Although still in the early days of commercial production when I visited the plant, the effect the Martins were having was marked. “We estimate we are saving around 200 metres of substrate per roll change, which, as many of them are costly to buy, will deliver a fast payback on the investment.” Already down to 25 metres of waste per change with the MBXF, NovaPrint has the potential to hit an even lower number, according to Bernd Schopferer, Martin Automatic’s Sales Manager in Northern Europe. In addition to reducing material waste, the non-stop production facility offered by Martin technology also brings benefits in terms of consistent quality. By allowing the VSOP to run continuously and at a steady speed, all print issues associated with slowing down and ramping up the press either side of a manual roll change are removed. “The result is a happier customer,” said Pauw.

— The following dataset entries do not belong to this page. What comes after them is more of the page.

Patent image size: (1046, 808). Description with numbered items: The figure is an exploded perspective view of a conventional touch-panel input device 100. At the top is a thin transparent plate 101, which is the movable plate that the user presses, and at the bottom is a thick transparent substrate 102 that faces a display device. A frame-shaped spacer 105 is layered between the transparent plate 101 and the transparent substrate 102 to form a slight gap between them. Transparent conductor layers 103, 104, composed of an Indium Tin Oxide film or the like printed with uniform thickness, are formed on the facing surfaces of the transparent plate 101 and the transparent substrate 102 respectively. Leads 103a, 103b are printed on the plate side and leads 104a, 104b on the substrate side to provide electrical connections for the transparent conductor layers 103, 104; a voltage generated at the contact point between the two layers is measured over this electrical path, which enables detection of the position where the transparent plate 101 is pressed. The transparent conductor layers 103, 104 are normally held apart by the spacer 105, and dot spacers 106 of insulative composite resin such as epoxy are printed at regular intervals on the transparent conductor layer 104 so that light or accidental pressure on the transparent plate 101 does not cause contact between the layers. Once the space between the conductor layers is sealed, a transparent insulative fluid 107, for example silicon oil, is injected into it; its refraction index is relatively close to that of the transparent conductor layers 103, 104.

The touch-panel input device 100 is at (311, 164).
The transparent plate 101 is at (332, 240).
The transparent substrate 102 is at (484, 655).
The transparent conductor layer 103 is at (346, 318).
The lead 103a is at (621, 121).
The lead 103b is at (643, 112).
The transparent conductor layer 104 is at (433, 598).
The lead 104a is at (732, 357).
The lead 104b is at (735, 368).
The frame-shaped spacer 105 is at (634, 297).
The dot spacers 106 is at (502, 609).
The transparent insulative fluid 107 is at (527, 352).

The combination of offset and flexo printing on the new press allows NovaPrint to be more creative in its design work and include, for example, the use of metallic inks, special varnishes, and opaque whites, which can be laid down first, or printed on the reverse. According to Ingo Pauw, the majority of work on the press is with filmic substrates, and consists of wraps, shrink sleeves and in-mould labels for the beverage market. “From one basic design we might produce many adaptations or promotional variations, which we would run off in combination,” he explained. Typically running 35,000 linear metres at average running speeds of 180m/min, jobs are printed eight-colour (to match the capability of the older VSOP), with two of the colours used for the redemption logo required under the DPG scheme for re-using bottles.
Most of the work at the Oldenburg site, like the other printing plants in the Bagel Group, is for local or national customers, and NovaPrint has a portfolio of well-known brands that stand testimony to the quality of its work. The new VSOP handles substrates from 35-micron OPP, PET and self-adhesive stocks to 250gsm light board, which, with the continuous running offered by the Martin Automatic technology, has allowed NovaPrint to move into the growing market of carton sleeve production. “For the first time, we can switch easily from substrate to substrate and job to job, and can take on work that was previously printed by gravure presses. UV-offset is cheaper, more flexible for short run work, and produces a commercially acceptable quality. This bodes well for our future,” commented Pauw.
Looking ahead, NovaPrint sees the need to replace its older VSOP, and the likelihood is that the new press will have both combination print capability and automated roll handling. “The recent installation has been an eye-opener for us. The added flexibility and production efficiencies offered by the Müller Martini/Martin Automatic combination will allow us to develop new markets for our business, including those in cartons and flexible packaging – and that’s what makes a good investment even better,” he concluded.